Paul47 · January 7, 2015, 9:28pm

Its certainly true about the non-headless oopenjdk 7 installing a pile of unnecessary junk, although most of it seems to lie dormant - I think…? It does then set itself as the default for me, although openjdk 6 has not been installed as well. The 3.10 nightly Openfire seems to be working fine, but will not work with the headless version at all, even if I force the install. And to use the non-open Oracle may itself be a compromise in the high security you are seeking…

I’m going to post a question about this separately.

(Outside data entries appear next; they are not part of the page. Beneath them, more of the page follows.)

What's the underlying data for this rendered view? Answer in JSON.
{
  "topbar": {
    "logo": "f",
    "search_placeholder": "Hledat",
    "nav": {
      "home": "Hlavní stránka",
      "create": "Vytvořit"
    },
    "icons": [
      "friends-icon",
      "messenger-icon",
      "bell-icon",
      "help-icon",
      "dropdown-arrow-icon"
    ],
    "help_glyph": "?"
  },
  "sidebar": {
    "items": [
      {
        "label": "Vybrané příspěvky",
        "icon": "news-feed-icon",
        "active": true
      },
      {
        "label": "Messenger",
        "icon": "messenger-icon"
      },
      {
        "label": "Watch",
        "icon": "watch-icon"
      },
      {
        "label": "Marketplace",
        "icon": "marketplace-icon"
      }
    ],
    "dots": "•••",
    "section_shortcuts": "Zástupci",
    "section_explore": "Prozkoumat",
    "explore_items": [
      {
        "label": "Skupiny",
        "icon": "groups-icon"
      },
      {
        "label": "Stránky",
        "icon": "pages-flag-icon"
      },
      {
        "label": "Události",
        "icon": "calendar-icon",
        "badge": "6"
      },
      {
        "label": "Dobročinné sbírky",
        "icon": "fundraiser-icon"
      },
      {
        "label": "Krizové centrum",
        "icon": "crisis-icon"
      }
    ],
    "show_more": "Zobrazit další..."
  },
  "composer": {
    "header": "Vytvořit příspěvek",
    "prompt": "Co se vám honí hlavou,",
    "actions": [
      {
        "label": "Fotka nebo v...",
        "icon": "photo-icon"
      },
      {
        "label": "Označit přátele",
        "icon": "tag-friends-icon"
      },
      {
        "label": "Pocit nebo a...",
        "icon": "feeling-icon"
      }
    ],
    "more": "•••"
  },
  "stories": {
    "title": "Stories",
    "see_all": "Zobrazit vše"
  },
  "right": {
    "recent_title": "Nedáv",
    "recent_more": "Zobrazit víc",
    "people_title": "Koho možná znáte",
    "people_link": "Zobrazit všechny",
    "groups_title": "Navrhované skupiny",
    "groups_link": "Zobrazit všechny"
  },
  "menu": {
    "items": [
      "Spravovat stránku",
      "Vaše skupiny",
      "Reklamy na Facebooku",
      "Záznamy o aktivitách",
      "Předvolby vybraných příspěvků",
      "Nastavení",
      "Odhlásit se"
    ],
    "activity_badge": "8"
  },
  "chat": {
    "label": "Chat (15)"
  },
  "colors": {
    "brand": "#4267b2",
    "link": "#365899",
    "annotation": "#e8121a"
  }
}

Matze · January 7, 2015, 11:35pm

Well, this is a bit more complicated when going into more details. This is not a essential live system which is earning me money or has a business name attached. So its not exactly critical infrastructure as many would understand it. Still, for me, my family and friends the server is important enough for me not to screw around with it. I have a identical installation in a vm + snapshots to test every update and try out stuff before replicating on the live system.

that said, it is unacceptable to install x11 and other unneccesary packages for a “simple” small runtime environment like java. that said, none-headless as presented is NOT an option.

I could not definately test if headless/none headless makes the difference. And it would not matter since none-headless is not feasable.

Additionally, other software installed has java6 as a dependency and did behave somewhat unexpected when swapping out openjre 6 with 7 (not thorougly tested)

Long story short, yes, I would have prefered to just apt-get the openjre7, set java manually to 7 and have everything just work. I tried figuring that out, asking here, the debian irc people and other sources and did not get it to work with many hours trying.

I do not have a problem with none-open software. Yes I would prefer the openjre, but its not a neccesity. Security is as always a concern, but the potential damage when the system becomes compromised is minimal. I did not research security differences between oracle java and openjre but if that were a real issue I would have to decide between a) not using openfire or b) live with whatever security risk oracle is exposing me to. For now, I chose a

I wish you luck in figuring out the headless/none headless problematic.